QuRating: Selecting High-Quality Data for Training Language Models
- URL: http://arxiv.org/abs/2402.09739v3
- Date: Wed, 17 Jul 2024 20:50:11 GMT
- Title: QuRating: Selecting High-Quality Data for Training Language Models
- Authors: Alexander Wettig, Aatmik Gupta, Saumya Malik, Danqi Chen,
- Abstract summary: We introduce QuRating, a method for selecting pre-training data that can capture human intuitions about data quality.
In this paper, we investigate four qualities - writing style, required expertise, facts & trivia, and educational value.

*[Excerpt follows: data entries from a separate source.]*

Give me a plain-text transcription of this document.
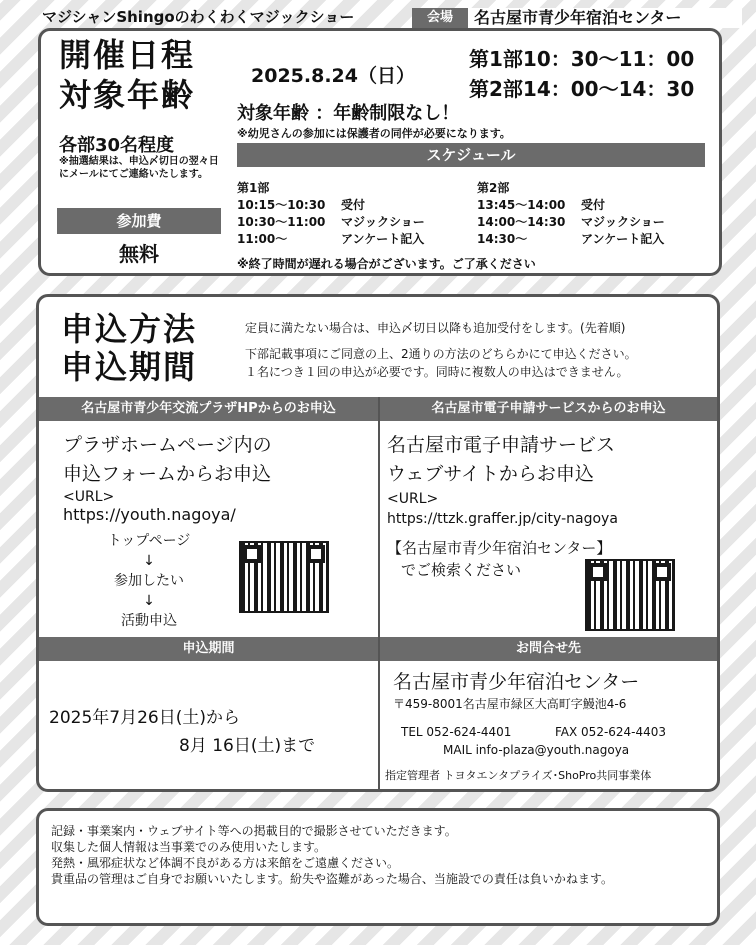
マジシャンShingoのわくわくマジックショー	会場	名古屋市青少年宿泊センター
開催日程
対象年齢	2025.8.24（日）
第1部10：30〜11：00
第2部14：00〜14：30
対象年齢 ：年齢制限なし！
※幼児さんの参加には保護者の同伴が必要になります。
各部30名程度
※抽選結果は、申込〆切日の翌々日にメールにてご連絡いたします。
参加費
無料
スケジュール
第1部
10:15〜10:30	受付
10:30〜11:00	マジックショー
11:00〜	アンケート記入
第2部
13:45〜14:00	受付
14:00〜14:30	マジックショー
14:30〜	アンケート記入
※終了時間が遅れる場合がございます。ご了承ください
申込方法
申込期間
定員に満たない場合は、申込〆切日以降も追加受付をします。(先着順)
下部記載事項にご同意の上、2通りの方法のどちらかにて申込ください。
１名につき１回の申込が必要です。同時に複数人の申込はできません。
名古屋市青少年交流プラザHPからのお申込	名古屋市電子申請サービスからのお申込
プラザホームページ内の
申込フォームからお申込
<URL>
https://youth.nagoya/
トップページ
↓
参加したい
↓
活動申込
名古屋市電子申請サービス
ウェブサイトからお申込
<URL>
https://ttzk.graffer.jp/city-nagoya
【名古屋市青少年宿泊センター】
でご検索ください
申込期間	お問合せ先
2025年7月26日(土)から
8月 16日(土)まで
名古屋市青少年宿泊センター
〒459-8001名古屋市緑区大高町字鰻池4-6
TEL 052-624-4401	FAX 052-624-4403
MAIL info-plaza@youth.nagoya
指定管理者 トヨタエンタプライズ･ShoPro共同事業体
記録・事業案内・ウェブサイト等への掲載目的で撮影させていただきます。
収集した個人情報は当事業でのみ使用いたします。
発熱・風邪症状など体調不良がある方は来館をご遠慮ください。
貴重品の管理はご自身でお願いいたします。紛失や盗難があった場合、当施設での責任は負いかねます。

We train a Qur model to learn scalar ratings from pairwise judgments, and use it to annotate a 260B training corpus with quality ratings for each of the four criteria.
- Score: 64.83332850645074
- License: http://arxiv.org/licenses/nonexclusive-distrib/1.0/
- Abstract: Selecting high-quality pre-training data is important for creating capable language models, but existing methods rely on simple heuristics. We introduce QuRating, a method for selecting pre-training data that can capture human intuitions about data quality. In this paper, we investigate four qualities - writing style, required expertise, facts & trivia, and educational value - and find that LLMs are able to discern these qualities, especially when making pairwise judgments of texts. We train a QuRater model to learn scalar ratings from pairwise judgments, and use it to annotate a 260B training corpus with quality ratings for each of the four criteria. In our experiments, we select 30B tokens according to the different quality ratings and train 1.3B-parameter language models on the selected data. We find that it is important to balance quality and diversity. When we sample using quality ratings as logits over documents, our models obtain lower perplexity and stronger in-context learning performance than baselines. Our best model is based on educational value and performs similarly to a model trained with uniform sampling for 50% more steps. Beyond data selection, we use the quality ratings to construct a training curriculum which improves performance without changing the training dataset. We extensively analyze the quality ratings and discuss their characteristics, biases, and wider implications.